In the field of catalysis our main interest is in the design of structural reactors applied in environmental protection. Structural reactors is an idea which allow to increase the mass and heat transfer of the reactants as well as enables for an easy scale-up of the process, which is a fundamental problem in the design of large-scale processes.
Practical use of such structures is dependent on the invention of active nanocomposite catalysts, to cope with the enhanced transport properties and precise methods for the preparation of catalysts with the desired structure and properties of the metal surfaces (structured reactors), which would not result in any change in their geometry. These are two main tasks that our Group deals with. The catalysts based on metal oxides are tested for their use in the process of combustion of volatile organic compounds and the reduction of nitrogen oxides. For the application of catalytic material on solid surfaces, apart of standard methods of deposition, Langmuir films and low-temperature plasma are used.
Currently, studies are carried out in collaboration with dr hab. Andrzej Kolodziej (Institute of Chemical Engineering, Polish Academy of Sciences, Gliwice and Department of Chemical Engineering, Technical University of Silesia), prof. Jacek Tyczkowski (Institute of Process Engineering and Environmental Protection, Technical University of Lodz) and prof.

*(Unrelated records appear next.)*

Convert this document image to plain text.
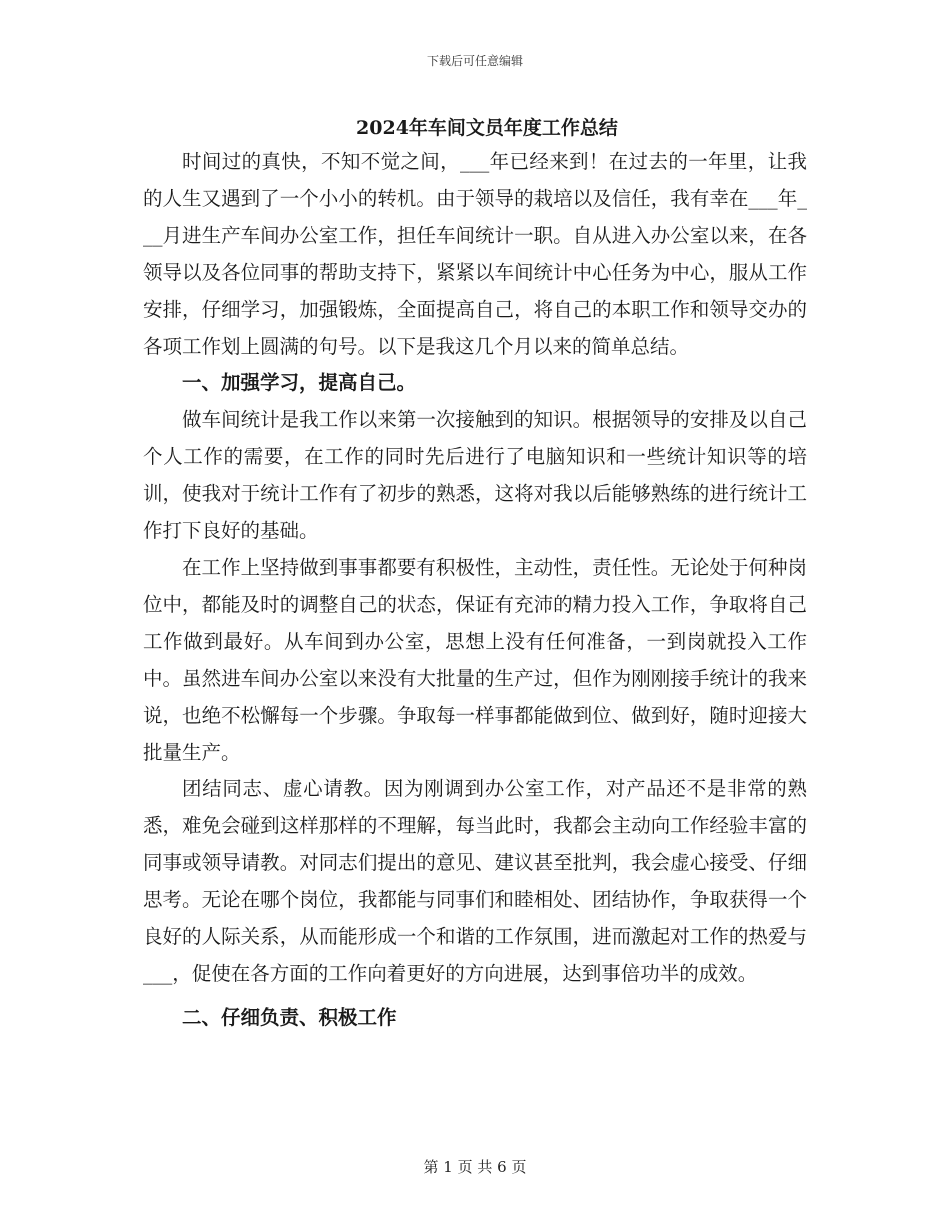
下载后可任意编辑
2024年车间文员年度工作总结

时间过的真快，不知不觉之间，___年已经来到！在过去的一年里，让我的人生又遇到了一个小小的转机。由于领导的栽培以及信任，我有幸在___年___月进生产车间办公室工作，担任车间统计一职。自从进入办公室以来，在各领导以及各位同事的帮助支持下，紧紧以车间统计中心任务为中心，服从工作安排，仔细学习，加强锻炼，全面提高自己，将自己的本职工作和领导交办的各项工作划上圆满的句号。以下是我这几个月以来的简单总结。

一、加强学习，提高自己。

做车间统计是我工作以来第一次接触到的知识。根据领导的安排及以自己个人工作的需要，在工作的同时先后进行了电脑知识和一些统计知识等的培训，使我对于统计工作有了初步的熟悉，这将对我以后能够熟练的进行统计工作打下良好的基础。

在工作上坚持做到事事都要有积极性，主动性，责任性。无论处于何种岗位中，都能及时的调整自己的状态，保证有充沛的精力投入工作，争取将自己工作做到最好。从车间到办公室，思想上没有任何准备，一到岗就投入工作中。虽然进车间办公室以来没有大批量的生产过，但作为刚刚接手统计的我来说，也绝不松懈每一个步骤。争取每一样事都能做到位、做到好，随时迎接大批量生产。

团结同志、虚心请教。因为刚调到办公室工作，对产品还不是非常的熟悉，难免会碰到这样那样的不理解，每当此时，我都会主动向工作经验丰富的同事或领导请教。对同志们提出的意见、建议甚至批判，我会虚心接受、仔细思考。无论在哪个岗位，我都能与同事们和睦相处、团结协作，争取获得一个良好的人际关系，从而能形成一个和谐的工作氛围，进而激起对工作的热爱与___，促使在各方面的工作向着更好的方向进展，达到事倍功半的成效。

二、仔细负责、积极工作

第 1 页 共 6 页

Stan Kołaczkowski (Department of Chemical Engineering, University of Bath, UK).
The development of heterogeneous catalysis has reached a level where many processes, to improve the efficiency of their course, depends only on the already insurmountable barrier transport of heat, momentum and mass. In the traditional heterogeneous catalysis carried out in fixed deposits in tubular reactors, transport processes are considered in the scale imposed by the grain size (> 10-3 m). Reducing the conventional tubular reactor by decreasing its diameter (10-2 m) and grain size.
Microstructured reactors are usually made from a specially shaped mesh, wire or sheet metal with specific surface areas (geometric) from 500 to more than 10 000 m2/m3. On specially prepared surfaces of such structured reactors a catalyst layer is deposited according to the requirements of the chemical process for which the reactor is being designed. In comparison with ceramic monoliths, structured reactors can provide a much better performance. In particular, they can get a lower diffusion resistance and flow resistance, lower thermal inertia and a greater resistance to thermal inactivation. Their advantage is that, the geometry can be optimized to meet the specific catalytic process.
The microstructure virtually eliminates the possibility of deposition of coke agglomerates, which is important for the processes associated with the conversion of hydrocarbons. Very small size channels in microstructures pose specific requirements for the preparation of the catalyst on the surface. From the point of view of designing microstructures, the catalyst should satisfy several conditions:
- have small, uniform, tightly controlled and repeatable thickness,
- exhibit very good adhesion to the substrate,
- has very good thermal and mechanical stability,
- have high activity, adapted to the increased transport parameters of the reactor.
These requirements eliminate many commonly used methods of preparation.
Several experiments and tests have shown that a promising method for the deposition of catalytic metal surfaces is a technique of nonequilibrium plasma. Such tests were performed in the laboratory of Prof. Jacek Tyczkowski. The choice of preparation conditions allowed the deposition on the surfaces of the structural carrier of the cobalt catalyst in the form of Co3O4 spinel with a high dispersion.